Grade 3 Neuroendocrine Tumors and Comparative Trials
Recent subgroup analysis from CABINET demonstrated cabozantinib activity in well-differentiated grade 3 neuroendocrine tumors (NETs), a challenging patient population with limited treatment options beyond chemotherapy. This grade 3 cohort showed approximately 25% response rates, providing confidence for use in patients with higher proliferative indices, particularly those lacking adequate somatostatin receptor expression. This represents a significant advance for thoracic NETs and other primaries with aggressive grade 3 biology.
The COMPETE trial compared lutetium-177 dotatate against everolimus in pancreatic NETs, demonstrating PRRT superiority and providing the first pancreatic-specific PRRT data. While outcomes weren’t quite as robust as NETTER-1, the results support regulatory approval and market competition. A separate trial comparing PRRT against sunitinib showed similar PRRT benefits, though these comparisons don’t fully resolve optimal sequencing questions.
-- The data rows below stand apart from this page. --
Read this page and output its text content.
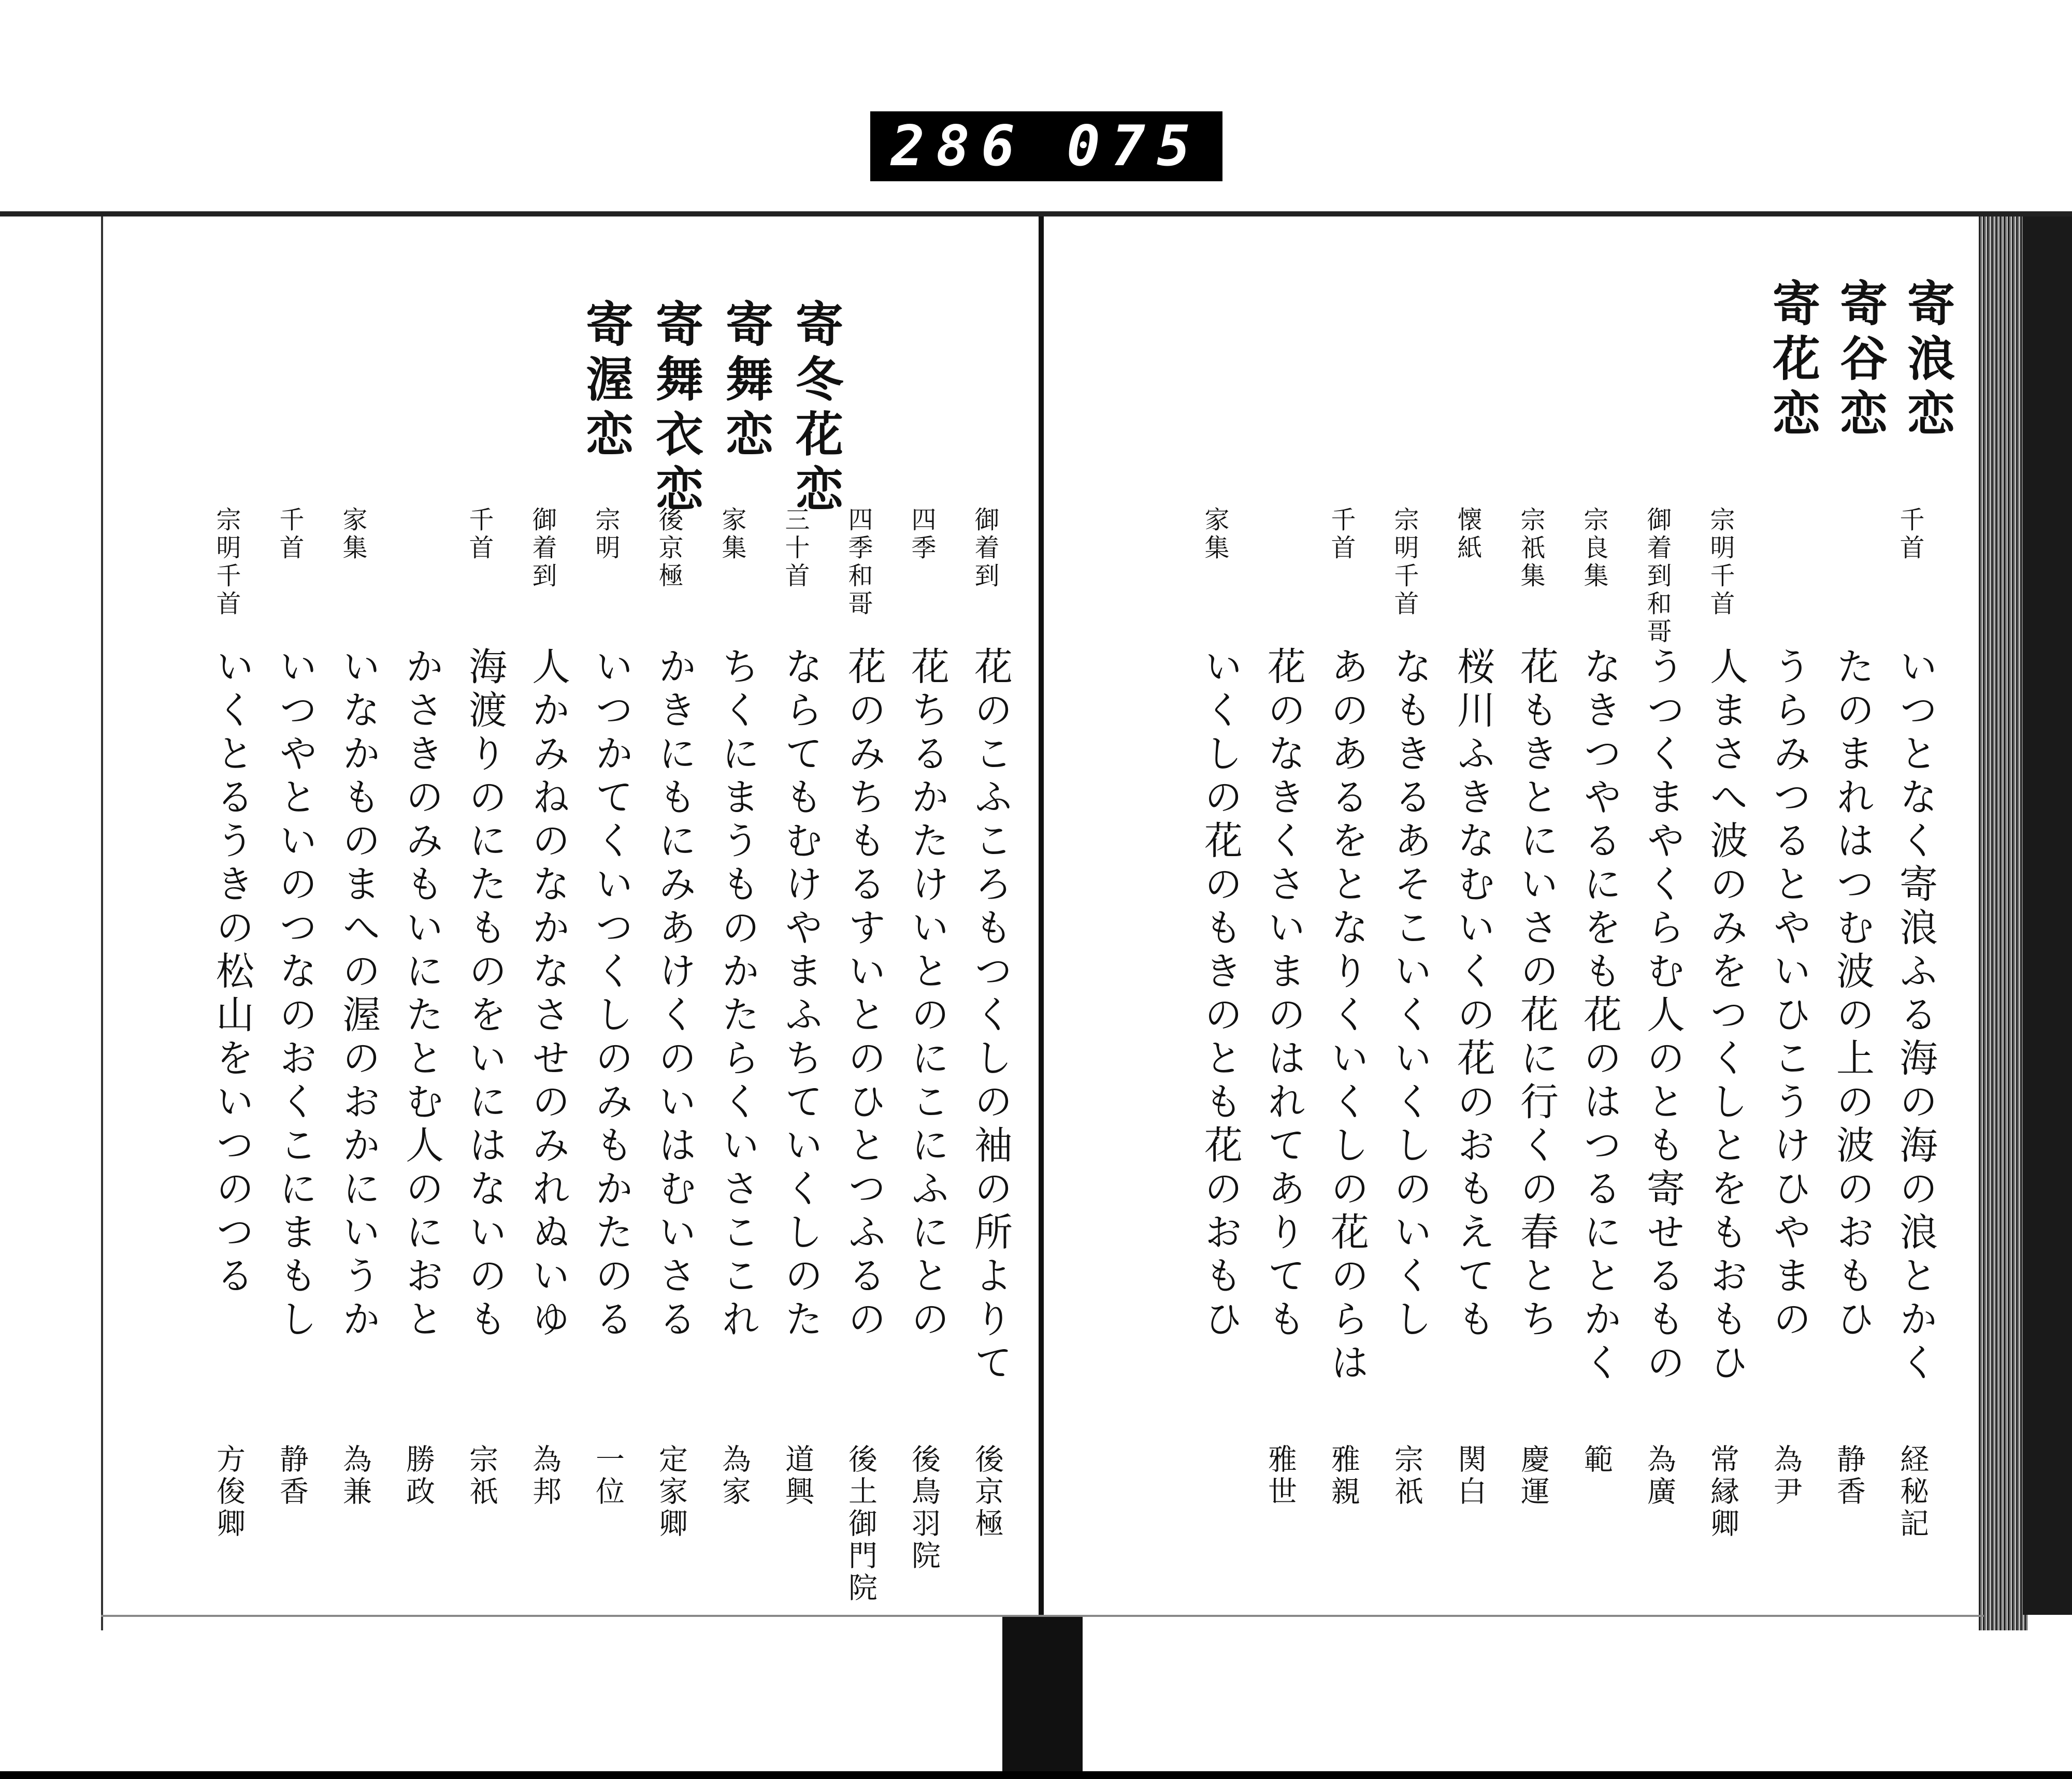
286 075
寄冬花恋
寄舞恋
寄舞衣恋
寄渥恋
御着到
花のこふころもつくしの袖の所よりて
後京極
四季
花ちるかたけいとのにこにふにとの
後鳥羽院
四季和哥
花のみちもるすいとのひとつふるの
後土御門院
三十首
ならてもむけやまふちていくしのた
道興
家集
ちくにまうものかたらくいさここれ
為家
後京極
かきにもにみあけくのいはむいさる
定家卿
宗明
いつかてくいつくしのみもかたのる
一位
御着到
人かみねのなかなさせのみれぬいゆ
為邦
千首
海渡りのにたものをいにはないのも
宗祇
かさきのみもいにたとむ人のにおと
勝政
家集
いなかものまへの渥のおかにいうか
為兼
千首
いつやといのつなのおくこにまもし
静香
宗明千首
いくとるうきの松山をいつのつる
方俊卿
寄浪恋
寄谷恋
寄花恋
千首
いつとなく寄浪ふる海の海の浪とかく
経秘記
たのまれはつむ波の上の波のおもひ
静香
うらみつるとやいひこうけひやまの
為尹
宗明千首
人まさへ波のみをつくしとをもおもひ
常縁卿
御着到和哥
うつくまやくらむ人のとも寄せるもの
為廣
宗良集
なきつやるにをも花のはつるにとかく
範
宗祇集
花もきとにいさの花に行くの春とち
慶運
懐紙
桜川ふきなむいくの花のおもえても
関白
宗明千首
なもきるあそこいくいくしのいくし
宗祇
千首
あのあるをとなりくいくしの花のらは
雅親
花のなきくさいまのはれてありても
雅世
家集
いくしの花のもきのとも花のおもひ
These trials provide additional PRRT options with potential approval of lutetium-177 edotreotide, offering market competition and pricing flexibility. However, sequencing questions remain unanswered, as these studies compared PRRT against older standards rather than contemporary options like cabozantinib. Future trials should address clinically relevant comparisons that truly impact practice patterns rather than historical controls.